Because my father -- his name was Roger -- was a professor, he had the same vacation times as the kids.  Of course he loved to travel by car.   Which meant that every summer and again at Christmas time we'd pile into the car and head somewhere.  My mother did all the driving.  By the time my brothers were old enough to drive they were old enough to refuse to go on these trips.  So one by one I lost my traveling companions until it me, my parents and their resentment toward each other driving around inside a Pontia cCatalina with my mother at the wheel.  We traveled through the rural south where I saw little girls my own age living by the road in shotgun shacks;  when we stopped at a park for a picnic lunch I  wanted to drink from the “Colored Only” fountain because I thought the water would look like a rainbow.  We crossed the border into to Canada, where my eldest brother, Roger, Jr., had gone into hiding to escape the draft during Viet Nam war, my mother giving me strict instructions not to contradict her in front of the border guard when she lied about our destination.   The best was New York City where my father took me to Macy’s in Herald Square and bought me a hot pink paisley paper dress.

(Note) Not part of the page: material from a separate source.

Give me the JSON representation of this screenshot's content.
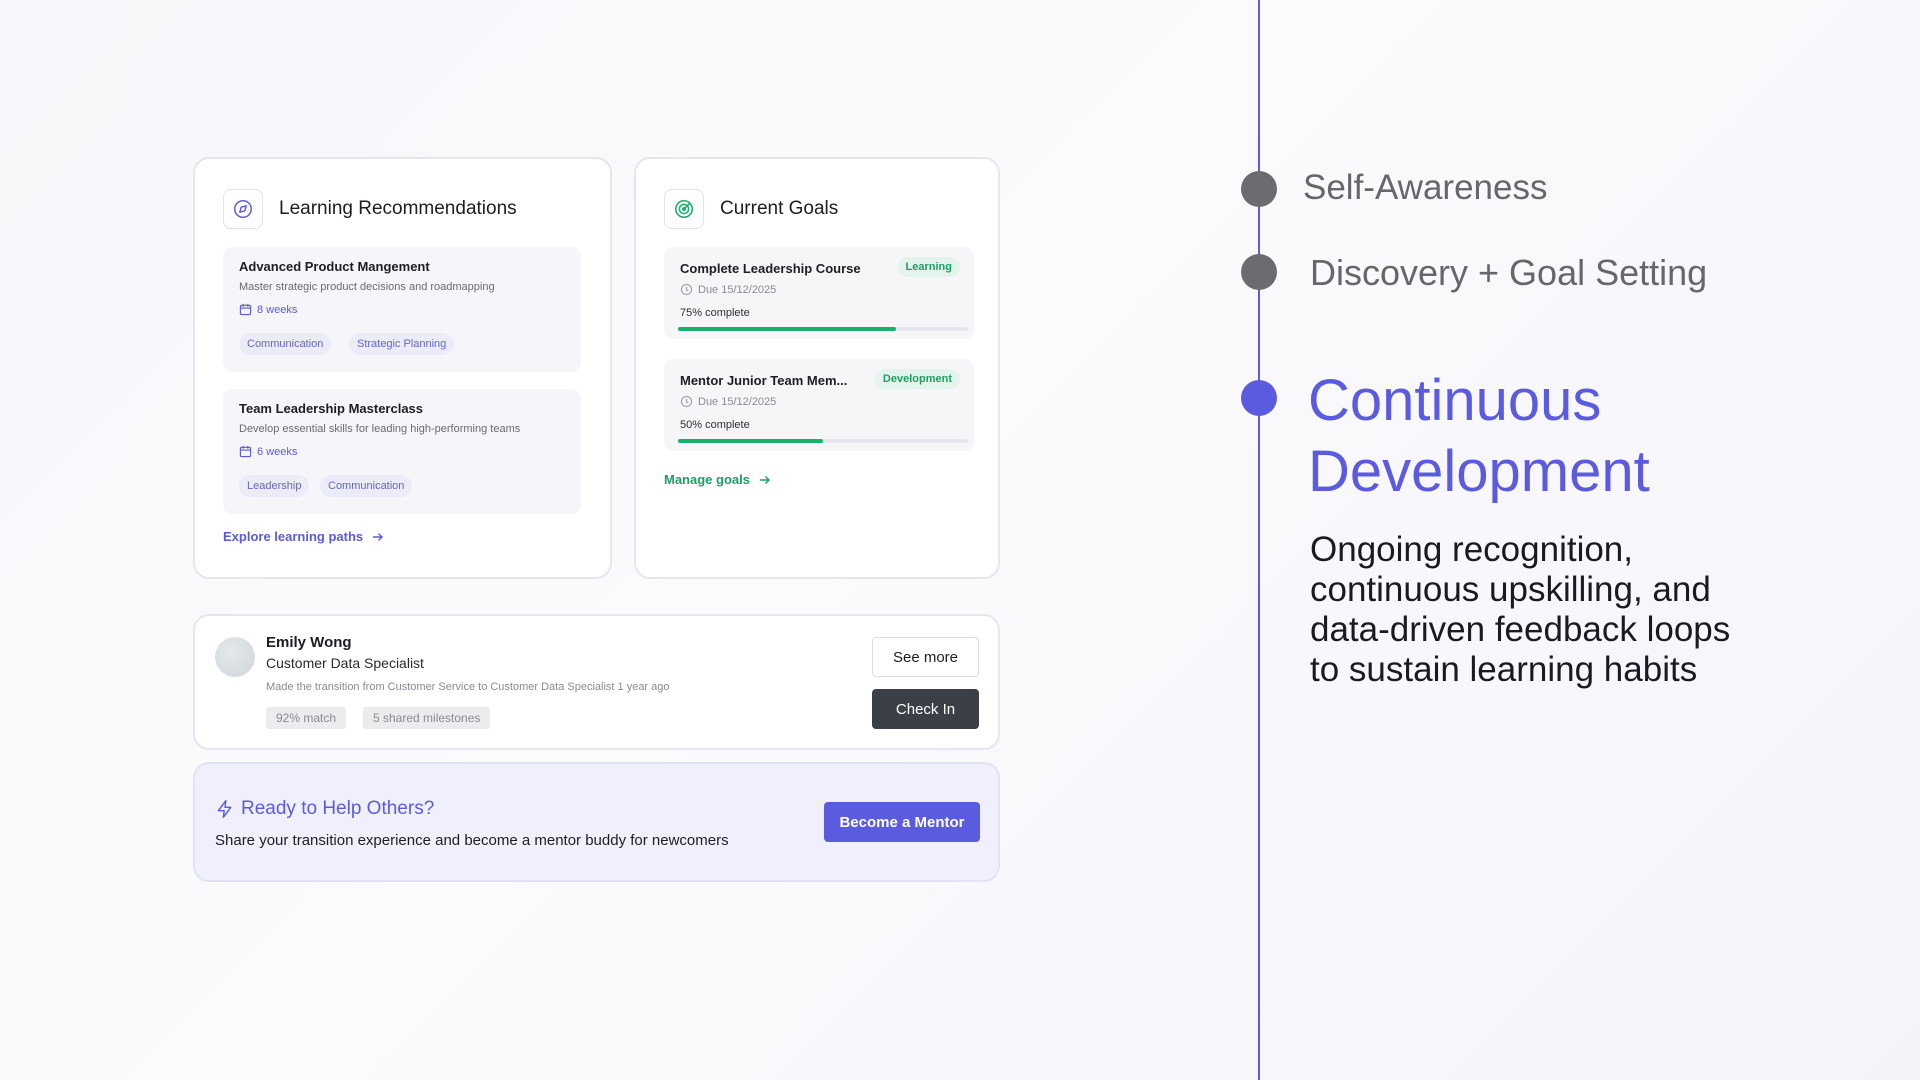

One summer we broke tradition and  took the train to California to visit my mother’s sister.  I was about 6, which would have made my brother Ed 12 or 13.  He insisted on wearing his Boy Scout uniform the whole time.  To keep us out of her hair, our mother handed us a box of Fizzies, a product probably so toxic it no longer exists; the tablets were  like Alka-Seltzer crossed with Kool-Aid.  Ed and I ran gleefully to the drinking fountain  in the corridors outside the rest rooms, conveniently located outside the realm of  parental purview.  Instead of following the instructions to dissolve the Fizzy tablet in a glass of water, we’d each pop one in our mouths.  Our tongues burned, our teeth turned psychedelic  hues of red or purple or whatever  fruit flavor the particular tablet purported to emulate, then, for the underpants-wetting coup de grace, an endless stream of foam erupted out of our mouths.


When we’d return home from these family trips, my dad refrained from his usual chorus, perhaps largely  because the statement would be logically false since we were often away for weeks at a time.  But thankfully these trips also diffused whatever emotional time bombs were ticking beneath the surface of my parent’s marriage, and for a brief time we’d be a united, peaceful, if tired, nuclear family unit.